El rechazo percibido por la persona obesa, no sólo existe en el entorno social o en el trabajo sino también entre los profesionales sanitarios, que condicionan el acceso a tratamientos debido al exceso del peso relacionándolos con el aumento del riesgo de complicaciones. En muchas ocasiones, por ejemplo, la artropatia en rodillas ocasionada por la erosión de los meniscos debido al sobrepeso, no puede tratarse mediante la colocación de prótesis, lo que condiciona un sedentario obligado.

La obesidad nunca ha sido clasificada como una enfermedad psiquiátrica en las clasificaciones DSM, publicadas por la Asociación Americana de Psiquiatría o en la clasificación CIE de la Organización Mundial de la Salud (OMS).

Los trastornos alimentarios que habitualmente acompañan a la obesidad, sí que están contemplados como trastornos mentales, entendiéndolos que éstos constituyen una exacerbación, por exceso o por defecto de las conductas normales. Entre los trastornos alimentarios que se han vinculado con más frecuencia con la obesidad están la bulimia y los atracones.

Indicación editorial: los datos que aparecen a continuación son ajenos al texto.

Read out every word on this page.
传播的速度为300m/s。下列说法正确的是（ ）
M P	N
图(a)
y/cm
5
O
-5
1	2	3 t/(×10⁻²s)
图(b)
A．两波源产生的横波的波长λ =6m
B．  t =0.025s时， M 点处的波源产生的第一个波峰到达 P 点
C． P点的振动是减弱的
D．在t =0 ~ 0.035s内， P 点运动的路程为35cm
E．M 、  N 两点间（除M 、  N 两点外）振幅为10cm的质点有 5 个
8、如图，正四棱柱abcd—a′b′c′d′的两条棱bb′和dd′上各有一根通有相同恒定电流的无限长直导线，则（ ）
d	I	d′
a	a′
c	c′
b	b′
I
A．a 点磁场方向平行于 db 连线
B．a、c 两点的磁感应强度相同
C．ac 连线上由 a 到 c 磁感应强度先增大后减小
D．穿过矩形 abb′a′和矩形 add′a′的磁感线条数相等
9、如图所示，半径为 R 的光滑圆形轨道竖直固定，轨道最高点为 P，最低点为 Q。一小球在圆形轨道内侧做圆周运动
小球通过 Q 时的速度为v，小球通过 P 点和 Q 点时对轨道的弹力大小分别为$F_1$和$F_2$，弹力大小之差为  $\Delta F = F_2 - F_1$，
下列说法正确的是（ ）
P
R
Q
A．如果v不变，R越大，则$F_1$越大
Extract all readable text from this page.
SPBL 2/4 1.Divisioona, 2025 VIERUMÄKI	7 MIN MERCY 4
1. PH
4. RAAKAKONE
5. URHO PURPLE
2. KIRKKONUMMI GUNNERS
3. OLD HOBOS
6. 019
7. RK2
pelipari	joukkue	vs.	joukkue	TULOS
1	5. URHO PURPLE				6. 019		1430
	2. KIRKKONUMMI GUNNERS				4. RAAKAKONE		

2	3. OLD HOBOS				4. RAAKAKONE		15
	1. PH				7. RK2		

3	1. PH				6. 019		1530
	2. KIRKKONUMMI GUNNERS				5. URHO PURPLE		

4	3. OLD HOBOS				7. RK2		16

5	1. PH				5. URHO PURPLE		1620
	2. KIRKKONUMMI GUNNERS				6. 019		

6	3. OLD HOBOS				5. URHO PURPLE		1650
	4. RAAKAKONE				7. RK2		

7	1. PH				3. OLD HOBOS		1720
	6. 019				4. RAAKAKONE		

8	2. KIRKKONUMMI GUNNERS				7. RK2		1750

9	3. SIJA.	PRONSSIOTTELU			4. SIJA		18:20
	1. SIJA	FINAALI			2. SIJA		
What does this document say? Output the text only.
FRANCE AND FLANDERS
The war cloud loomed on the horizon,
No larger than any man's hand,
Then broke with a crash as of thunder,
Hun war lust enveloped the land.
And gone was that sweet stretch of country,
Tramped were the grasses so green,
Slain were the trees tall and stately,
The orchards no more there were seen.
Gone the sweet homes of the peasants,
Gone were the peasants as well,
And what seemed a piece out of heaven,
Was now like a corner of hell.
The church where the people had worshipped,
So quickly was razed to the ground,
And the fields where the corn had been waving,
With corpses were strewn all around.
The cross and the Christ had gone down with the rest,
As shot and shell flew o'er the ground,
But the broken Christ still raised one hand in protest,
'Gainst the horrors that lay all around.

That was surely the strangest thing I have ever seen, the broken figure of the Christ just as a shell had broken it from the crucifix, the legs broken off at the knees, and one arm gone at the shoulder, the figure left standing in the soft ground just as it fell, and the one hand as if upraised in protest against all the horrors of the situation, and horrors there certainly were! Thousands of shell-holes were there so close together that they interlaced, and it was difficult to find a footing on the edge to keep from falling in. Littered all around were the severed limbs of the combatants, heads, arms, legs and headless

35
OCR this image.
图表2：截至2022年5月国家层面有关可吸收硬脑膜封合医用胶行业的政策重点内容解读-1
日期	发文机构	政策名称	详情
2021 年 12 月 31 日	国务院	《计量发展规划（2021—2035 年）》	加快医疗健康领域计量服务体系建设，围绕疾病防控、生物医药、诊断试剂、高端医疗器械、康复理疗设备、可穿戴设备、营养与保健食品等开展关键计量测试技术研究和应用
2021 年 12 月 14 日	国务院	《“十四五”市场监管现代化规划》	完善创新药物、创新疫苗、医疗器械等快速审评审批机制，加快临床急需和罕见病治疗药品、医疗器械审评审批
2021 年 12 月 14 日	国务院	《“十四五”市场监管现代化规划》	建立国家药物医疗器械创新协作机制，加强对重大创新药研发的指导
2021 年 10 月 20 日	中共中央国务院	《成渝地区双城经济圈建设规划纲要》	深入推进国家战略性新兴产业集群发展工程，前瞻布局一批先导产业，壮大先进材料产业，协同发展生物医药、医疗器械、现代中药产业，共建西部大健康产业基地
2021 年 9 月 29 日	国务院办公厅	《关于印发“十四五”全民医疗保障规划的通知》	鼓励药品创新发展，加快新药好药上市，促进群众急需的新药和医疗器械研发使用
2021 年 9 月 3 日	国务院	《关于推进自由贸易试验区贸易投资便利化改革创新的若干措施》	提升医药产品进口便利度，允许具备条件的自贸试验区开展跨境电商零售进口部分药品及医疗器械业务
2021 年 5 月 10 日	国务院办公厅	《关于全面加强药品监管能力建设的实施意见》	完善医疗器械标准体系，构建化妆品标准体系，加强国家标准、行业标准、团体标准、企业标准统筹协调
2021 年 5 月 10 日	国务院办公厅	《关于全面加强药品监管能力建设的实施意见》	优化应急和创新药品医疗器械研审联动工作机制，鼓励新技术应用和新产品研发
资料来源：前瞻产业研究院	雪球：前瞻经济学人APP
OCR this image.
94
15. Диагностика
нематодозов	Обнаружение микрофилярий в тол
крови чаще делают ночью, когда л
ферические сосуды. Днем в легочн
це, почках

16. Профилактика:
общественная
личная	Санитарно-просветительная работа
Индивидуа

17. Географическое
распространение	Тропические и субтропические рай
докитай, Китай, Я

Bulimia nerviosa. Las personas que la padecen, devoran los alimentos y consumen cantidades muy superiores a las de una comida normal. Más tarde, se dirigen al baño y vomitan los alimentos ingeridos, llevando a cabo conductas compensatorias destinadas a encubrir el consumo excesivo de comida.
Trastorno por atracón. El paciente pierde el control y consume en atracones una cantidad mucho mayor de alimento que la normal en un tiempo similar. Durante un atracón, la persona come demasiado rápido y demasiada cantidad, sin embargo, después no presentan conductas compensatorias.
Si bien es comprensible, que el estigma asociado a la obesidad, predisponga al desarrollo de trastornos psiquiátricos, también resulta posible que la obesidad sea, en algunos casos, consecuencia de estos mismos trastornos psicopatológicos (como ejemplo, los trastornos de la conducta alimentaria o los trastornos afectivos), lo que hace necesario su estudio. Para concluir, deberíamos tener en cuenta estos enfermedades psicológicas dentro de las comorbilidades que estan relacionadas con la obesidad y que su presencia puede afectar los resultados de un tratamiento quirúrgico.